Nun ist Karstadt/Kaufhof als einziger Warenhauskonzern übriggeblieben. Auf der Strecke blieben bzw. wurden einverleibt: Horten durch Kaufhof, Hertie durch Karstadt, Kaufring, Kaufhalle und viele, vor allem regionale Anbieter. In den letzten zwanzig Jahren entstanden viele neue Geschäftsformen, die den Warenhäusern das Wasser abgegraben haben: Drogeriemärkte, Discounter, Textilketten, Elektronikmärkte, Möbelhäuser und Baumärkte, also die sog. Fachmärkte. Zusätzlich wächst der Marktanteil des Onlinehandels.
Die Frage, ob die Warenhäuser überleben, ist also überflüssig, da es sie in ihrer ursprünglichen Form längst nicht mehr gibt. Ob die Strategie von Benko aufgeht, mit immer mehr hochpreisiger Ware ausreichend KundInnen in die Läden zu holen, darf bezweifelt werden.

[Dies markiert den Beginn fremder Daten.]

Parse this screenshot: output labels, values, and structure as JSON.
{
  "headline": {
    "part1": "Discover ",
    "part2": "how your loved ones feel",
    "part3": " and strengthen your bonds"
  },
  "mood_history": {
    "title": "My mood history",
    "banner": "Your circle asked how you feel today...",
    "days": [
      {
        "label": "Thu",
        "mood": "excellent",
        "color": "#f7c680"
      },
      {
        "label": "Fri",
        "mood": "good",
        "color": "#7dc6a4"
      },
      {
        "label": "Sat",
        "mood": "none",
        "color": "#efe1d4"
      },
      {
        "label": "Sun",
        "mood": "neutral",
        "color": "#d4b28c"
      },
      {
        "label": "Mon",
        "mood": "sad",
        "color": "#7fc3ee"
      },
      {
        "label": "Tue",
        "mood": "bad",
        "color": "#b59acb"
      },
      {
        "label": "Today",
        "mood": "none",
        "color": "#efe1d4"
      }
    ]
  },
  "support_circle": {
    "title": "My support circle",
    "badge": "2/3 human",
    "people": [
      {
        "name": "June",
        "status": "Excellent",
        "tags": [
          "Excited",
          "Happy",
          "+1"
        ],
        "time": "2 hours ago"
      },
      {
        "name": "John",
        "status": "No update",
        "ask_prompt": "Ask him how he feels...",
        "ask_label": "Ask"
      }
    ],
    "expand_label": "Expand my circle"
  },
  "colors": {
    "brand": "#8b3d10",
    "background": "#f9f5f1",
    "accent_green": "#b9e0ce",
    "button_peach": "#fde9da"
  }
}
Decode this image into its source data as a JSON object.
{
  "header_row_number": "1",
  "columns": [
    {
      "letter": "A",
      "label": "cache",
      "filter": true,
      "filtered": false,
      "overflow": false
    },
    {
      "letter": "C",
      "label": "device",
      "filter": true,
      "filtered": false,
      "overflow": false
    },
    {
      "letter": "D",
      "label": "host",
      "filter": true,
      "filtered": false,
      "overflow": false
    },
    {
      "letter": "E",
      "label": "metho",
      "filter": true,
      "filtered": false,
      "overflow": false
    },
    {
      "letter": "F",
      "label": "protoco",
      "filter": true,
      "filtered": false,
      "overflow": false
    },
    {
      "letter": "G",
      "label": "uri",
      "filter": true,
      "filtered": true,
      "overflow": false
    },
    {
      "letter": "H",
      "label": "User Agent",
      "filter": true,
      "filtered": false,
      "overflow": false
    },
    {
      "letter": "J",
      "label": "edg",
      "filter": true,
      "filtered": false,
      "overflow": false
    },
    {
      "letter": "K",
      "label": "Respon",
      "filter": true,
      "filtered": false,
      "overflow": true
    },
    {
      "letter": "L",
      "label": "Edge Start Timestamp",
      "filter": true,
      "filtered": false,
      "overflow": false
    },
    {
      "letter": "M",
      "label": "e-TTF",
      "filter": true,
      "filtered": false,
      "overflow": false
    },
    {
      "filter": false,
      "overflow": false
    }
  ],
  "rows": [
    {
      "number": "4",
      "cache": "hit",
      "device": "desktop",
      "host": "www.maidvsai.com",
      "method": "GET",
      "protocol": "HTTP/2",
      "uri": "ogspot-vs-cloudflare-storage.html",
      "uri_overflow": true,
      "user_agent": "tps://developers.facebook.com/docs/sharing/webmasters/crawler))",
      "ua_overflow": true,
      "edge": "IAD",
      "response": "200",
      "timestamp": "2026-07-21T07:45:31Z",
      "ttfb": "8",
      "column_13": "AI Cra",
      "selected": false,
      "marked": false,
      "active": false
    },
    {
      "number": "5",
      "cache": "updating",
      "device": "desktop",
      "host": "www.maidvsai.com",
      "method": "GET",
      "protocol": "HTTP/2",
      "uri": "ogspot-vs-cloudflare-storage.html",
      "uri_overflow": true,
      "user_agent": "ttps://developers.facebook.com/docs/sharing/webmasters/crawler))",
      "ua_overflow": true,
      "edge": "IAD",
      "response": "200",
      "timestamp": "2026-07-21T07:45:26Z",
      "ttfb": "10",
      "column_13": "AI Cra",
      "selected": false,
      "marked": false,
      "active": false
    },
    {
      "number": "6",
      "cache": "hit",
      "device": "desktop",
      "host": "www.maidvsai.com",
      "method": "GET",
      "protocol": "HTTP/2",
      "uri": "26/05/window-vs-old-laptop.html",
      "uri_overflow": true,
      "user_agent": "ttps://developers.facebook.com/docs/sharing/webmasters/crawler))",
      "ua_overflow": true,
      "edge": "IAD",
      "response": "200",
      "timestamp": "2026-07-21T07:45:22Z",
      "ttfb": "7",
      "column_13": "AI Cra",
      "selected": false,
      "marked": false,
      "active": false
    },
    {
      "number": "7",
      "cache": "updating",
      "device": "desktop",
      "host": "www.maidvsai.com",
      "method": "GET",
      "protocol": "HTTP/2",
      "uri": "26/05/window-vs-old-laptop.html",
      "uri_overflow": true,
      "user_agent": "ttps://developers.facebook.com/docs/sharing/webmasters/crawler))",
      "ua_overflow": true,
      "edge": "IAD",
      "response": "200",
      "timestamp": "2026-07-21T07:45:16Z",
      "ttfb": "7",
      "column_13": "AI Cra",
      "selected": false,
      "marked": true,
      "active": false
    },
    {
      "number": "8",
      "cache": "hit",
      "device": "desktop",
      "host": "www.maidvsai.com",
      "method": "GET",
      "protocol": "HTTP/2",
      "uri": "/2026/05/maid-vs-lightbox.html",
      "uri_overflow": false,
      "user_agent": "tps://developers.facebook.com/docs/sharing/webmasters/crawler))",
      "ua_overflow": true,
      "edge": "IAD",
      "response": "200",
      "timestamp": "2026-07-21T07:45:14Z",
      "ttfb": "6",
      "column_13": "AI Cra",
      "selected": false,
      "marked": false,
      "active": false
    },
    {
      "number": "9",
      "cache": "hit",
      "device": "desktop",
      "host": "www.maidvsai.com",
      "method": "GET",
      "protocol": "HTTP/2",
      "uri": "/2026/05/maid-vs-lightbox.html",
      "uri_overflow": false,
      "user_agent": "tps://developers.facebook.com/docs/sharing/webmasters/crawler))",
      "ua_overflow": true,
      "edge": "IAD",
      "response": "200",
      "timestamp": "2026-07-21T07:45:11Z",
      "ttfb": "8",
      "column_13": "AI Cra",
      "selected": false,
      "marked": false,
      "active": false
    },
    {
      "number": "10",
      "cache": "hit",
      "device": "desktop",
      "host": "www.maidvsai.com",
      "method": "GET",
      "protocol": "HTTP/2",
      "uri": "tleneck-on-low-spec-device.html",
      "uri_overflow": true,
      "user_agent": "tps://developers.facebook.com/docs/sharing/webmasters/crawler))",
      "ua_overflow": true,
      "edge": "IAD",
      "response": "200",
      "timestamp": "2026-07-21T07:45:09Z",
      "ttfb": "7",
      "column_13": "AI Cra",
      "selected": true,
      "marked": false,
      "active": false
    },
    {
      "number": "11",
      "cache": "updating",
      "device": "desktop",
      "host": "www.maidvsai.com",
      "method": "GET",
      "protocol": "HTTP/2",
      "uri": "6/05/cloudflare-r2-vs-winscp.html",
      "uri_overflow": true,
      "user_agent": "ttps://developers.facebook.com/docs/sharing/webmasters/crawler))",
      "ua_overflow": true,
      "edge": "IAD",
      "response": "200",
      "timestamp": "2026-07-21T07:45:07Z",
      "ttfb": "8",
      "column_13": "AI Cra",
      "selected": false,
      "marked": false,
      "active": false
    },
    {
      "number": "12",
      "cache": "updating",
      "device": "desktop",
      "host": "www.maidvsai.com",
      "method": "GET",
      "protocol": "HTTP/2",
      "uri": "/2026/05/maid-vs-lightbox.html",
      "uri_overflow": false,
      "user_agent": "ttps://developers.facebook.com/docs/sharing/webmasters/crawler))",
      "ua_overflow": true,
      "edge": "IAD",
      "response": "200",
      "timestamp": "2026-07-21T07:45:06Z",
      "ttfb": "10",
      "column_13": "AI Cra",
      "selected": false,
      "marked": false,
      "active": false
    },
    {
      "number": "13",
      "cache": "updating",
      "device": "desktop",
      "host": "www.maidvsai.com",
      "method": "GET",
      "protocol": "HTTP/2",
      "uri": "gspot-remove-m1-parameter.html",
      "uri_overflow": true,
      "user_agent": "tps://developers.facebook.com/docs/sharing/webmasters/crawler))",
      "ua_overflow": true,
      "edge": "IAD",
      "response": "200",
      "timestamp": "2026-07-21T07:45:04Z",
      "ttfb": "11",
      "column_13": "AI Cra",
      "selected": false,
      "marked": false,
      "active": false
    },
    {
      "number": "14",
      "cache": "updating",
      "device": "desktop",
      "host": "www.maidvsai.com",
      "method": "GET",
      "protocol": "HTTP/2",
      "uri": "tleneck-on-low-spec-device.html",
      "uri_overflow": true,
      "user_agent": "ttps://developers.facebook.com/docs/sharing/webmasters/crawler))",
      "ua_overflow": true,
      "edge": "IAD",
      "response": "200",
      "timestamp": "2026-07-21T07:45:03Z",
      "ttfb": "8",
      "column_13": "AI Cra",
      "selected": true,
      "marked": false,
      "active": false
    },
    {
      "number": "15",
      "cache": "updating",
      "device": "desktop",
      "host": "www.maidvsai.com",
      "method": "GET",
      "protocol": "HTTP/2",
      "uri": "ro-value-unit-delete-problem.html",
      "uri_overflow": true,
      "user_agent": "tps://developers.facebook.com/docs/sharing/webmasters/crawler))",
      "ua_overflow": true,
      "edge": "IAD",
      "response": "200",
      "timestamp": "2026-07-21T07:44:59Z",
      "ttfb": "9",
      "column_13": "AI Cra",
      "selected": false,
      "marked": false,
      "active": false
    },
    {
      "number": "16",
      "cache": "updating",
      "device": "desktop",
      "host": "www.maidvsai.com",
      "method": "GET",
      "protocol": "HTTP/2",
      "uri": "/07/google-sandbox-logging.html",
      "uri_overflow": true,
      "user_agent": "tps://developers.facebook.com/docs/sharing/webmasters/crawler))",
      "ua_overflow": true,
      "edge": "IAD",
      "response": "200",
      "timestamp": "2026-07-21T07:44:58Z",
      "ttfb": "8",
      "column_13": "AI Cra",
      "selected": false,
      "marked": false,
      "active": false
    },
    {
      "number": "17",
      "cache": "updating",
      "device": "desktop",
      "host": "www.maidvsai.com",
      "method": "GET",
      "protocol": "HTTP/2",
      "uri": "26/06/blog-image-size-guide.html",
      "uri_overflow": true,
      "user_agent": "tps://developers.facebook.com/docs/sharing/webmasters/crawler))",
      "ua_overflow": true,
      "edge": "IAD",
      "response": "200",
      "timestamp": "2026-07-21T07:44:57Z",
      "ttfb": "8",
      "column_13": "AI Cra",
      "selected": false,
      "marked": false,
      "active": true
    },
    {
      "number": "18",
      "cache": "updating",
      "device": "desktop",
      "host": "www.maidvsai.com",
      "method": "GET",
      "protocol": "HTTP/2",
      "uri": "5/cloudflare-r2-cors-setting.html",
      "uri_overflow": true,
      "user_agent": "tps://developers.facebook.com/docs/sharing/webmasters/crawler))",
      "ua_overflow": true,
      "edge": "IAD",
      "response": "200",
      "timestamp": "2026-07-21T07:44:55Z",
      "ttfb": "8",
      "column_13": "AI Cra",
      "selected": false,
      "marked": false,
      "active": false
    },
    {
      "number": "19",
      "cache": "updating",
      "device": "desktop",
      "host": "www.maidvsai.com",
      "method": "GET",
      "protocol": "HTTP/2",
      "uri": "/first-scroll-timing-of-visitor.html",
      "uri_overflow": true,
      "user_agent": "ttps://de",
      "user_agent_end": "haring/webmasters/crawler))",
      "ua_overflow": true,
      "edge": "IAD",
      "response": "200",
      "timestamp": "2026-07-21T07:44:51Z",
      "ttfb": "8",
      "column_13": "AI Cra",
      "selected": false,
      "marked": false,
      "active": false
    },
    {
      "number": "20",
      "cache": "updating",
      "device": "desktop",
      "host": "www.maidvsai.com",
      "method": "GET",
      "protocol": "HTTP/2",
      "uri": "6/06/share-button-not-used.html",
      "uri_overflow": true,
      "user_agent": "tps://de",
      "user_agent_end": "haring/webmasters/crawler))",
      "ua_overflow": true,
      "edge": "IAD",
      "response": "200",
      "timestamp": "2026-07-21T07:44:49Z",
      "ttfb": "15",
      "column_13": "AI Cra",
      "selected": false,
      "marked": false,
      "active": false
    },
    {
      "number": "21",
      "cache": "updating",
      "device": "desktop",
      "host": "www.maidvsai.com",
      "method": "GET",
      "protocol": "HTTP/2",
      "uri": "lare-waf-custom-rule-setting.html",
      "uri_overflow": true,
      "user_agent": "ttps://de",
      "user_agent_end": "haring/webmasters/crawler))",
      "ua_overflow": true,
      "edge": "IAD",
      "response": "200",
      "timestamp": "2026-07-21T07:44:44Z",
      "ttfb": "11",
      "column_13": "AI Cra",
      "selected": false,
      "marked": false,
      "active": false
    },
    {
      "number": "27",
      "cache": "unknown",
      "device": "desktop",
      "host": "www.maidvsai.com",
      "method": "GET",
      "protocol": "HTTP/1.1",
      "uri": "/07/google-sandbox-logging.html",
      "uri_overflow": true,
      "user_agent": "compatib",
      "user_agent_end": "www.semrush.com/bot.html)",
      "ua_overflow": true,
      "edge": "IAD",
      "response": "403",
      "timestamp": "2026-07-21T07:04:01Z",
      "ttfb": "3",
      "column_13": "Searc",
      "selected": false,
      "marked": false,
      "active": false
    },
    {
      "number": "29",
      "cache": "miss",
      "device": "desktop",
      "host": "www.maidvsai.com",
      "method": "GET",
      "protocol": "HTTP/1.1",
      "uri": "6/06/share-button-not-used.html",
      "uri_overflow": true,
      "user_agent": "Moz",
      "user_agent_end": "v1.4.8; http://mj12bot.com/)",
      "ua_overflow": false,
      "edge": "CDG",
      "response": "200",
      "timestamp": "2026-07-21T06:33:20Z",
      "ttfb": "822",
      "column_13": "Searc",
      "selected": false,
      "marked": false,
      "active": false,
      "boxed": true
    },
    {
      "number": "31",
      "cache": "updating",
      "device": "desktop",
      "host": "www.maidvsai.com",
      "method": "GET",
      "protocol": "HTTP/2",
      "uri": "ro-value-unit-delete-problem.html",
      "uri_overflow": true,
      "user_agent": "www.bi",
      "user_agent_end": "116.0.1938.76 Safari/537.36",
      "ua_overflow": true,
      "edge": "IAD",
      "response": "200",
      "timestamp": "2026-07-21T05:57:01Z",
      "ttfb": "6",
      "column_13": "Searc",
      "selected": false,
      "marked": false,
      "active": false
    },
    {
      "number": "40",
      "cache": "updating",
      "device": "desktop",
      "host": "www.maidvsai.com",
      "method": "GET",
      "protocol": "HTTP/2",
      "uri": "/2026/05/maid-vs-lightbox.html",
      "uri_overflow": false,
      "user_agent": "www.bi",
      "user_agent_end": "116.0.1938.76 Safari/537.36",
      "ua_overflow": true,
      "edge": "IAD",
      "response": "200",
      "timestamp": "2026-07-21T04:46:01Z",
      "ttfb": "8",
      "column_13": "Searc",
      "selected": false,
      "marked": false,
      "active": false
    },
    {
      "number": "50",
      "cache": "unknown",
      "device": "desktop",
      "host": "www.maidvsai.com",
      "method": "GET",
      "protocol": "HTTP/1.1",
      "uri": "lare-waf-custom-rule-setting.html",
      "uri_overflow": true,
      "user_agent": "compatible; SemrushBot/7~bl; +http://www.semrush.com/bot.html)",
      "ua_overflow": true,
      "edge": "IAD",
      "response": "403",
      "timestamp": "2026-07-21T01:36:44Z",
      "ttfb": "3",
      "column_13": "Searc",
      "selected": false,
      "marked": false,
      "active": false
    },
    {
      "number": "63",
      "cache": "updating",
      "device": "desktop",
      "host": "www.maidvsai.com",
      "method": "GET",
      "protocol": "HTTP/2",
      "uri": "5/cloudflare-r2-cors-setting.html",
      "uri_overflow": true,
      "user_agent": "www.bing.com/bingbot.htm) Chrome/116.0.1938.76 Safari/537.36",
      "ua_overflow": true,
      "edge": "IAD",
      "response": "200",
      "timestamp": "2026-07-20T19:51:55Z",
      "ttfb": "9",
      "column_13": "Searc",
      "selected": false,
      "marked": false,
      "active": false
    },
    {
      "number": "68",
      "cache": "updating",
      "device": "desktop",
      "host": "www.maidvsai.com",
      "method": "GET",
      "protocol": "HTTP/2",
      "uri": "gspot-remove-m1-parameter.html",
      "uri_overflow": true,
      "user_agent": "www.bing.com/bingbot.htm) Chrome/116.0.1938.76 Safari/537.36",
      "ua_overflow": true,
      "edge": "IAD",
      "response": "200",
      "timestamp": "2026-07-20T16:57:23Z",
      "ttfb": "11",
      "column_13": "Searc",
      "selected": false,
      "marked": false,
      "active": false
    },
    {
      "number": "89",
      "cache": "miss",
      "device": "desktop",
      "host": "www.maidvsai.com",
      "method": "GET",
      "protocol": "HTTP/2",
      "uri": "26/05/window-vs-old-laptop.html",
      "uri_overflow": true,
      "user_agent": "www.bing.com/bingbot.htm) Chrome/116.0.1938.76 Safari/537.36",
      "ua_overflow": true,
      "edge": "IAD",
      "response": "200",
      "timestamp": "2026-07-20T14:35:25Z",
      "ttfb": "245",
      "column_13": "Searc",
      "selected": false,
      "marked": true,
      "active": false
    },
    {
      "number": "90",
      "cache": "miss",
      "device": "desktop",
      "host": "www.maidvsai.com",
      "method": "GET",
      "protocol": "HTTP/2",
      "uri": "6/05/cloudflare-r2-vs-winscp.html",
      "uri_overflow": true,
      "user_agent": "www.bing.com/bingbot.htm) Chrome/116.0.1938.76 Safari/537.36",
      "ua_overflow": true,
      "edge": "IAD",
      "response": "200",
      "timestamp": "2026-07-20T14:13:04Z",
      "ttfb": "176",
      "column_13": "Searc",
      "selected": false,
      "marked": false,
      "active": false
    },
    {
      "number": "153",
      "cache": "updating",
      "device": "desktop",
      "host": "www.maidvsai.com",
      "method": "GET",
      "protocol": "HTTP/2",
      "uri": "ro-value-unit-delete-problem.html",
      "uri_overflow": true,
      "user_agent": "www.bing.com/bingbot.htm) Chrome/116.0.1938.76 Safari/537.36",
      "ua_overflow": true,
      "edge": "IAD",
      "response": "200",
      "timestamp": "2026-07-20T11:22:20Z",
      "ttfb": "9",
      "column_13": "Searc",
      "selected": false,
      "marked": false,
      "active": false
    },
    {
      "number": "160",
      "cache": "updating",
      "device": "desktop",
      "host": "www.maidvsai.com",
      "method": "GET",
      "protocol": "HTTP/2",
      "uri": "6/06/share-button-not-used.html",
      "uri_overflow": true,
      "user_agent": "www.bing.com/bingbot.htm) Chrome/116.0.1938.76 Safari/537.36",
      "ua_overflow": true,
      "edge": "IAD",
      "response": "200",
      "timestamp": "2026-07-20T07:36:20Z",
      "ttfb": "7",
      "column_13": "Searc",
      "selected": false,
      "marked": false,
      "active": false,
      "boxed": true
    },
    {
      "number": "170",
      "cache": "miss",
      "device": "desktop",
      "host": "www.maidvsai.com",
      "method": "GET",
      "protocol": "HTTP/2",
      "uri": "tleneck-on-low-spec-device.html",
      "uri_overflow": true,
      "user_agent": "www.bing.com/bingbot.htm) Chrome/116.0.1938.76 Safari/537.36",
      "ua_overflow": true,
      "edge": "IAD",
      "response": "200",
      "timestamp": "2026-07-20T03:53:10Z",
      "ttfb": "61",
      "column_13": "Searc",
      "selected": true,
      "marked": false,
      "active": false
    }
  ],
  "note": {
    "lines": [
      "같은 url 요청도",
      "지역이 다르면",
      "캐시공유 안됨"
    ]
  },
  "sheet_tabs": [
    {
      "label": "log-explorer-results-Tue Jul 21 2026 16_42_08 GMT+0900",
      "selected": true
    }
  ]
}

Das stagnierende Einkommen der KundInnen setzt hier Grenzen, zumal er gleichzeitig den Ausbau der Luxuskette KaDeWe betreibt. Wenn es also so weiter geht wie bisher, dass dem unregulierten Kapitalismus keine Grenzen gesetzt werden können, werden diejenigen überleben, die am brutalsten ihre Möglichkeiten nutzen. Das sehen wir schon heute: Unternehmen wie Amazon, die sich nicht an Tarifverträge und Arbeitsschutz halten, die Gewerkschaften und Betriebsräte bekämpfen, die jedes Steuerschlupfloch kennen, setzen sich durch. Da will Benko mit von der Partie sein. Ob es dann noch Galeria Karstadt/Kaufhof gibt, ist ihm egal. Er macht seine Profite dann eben mit Immobilien.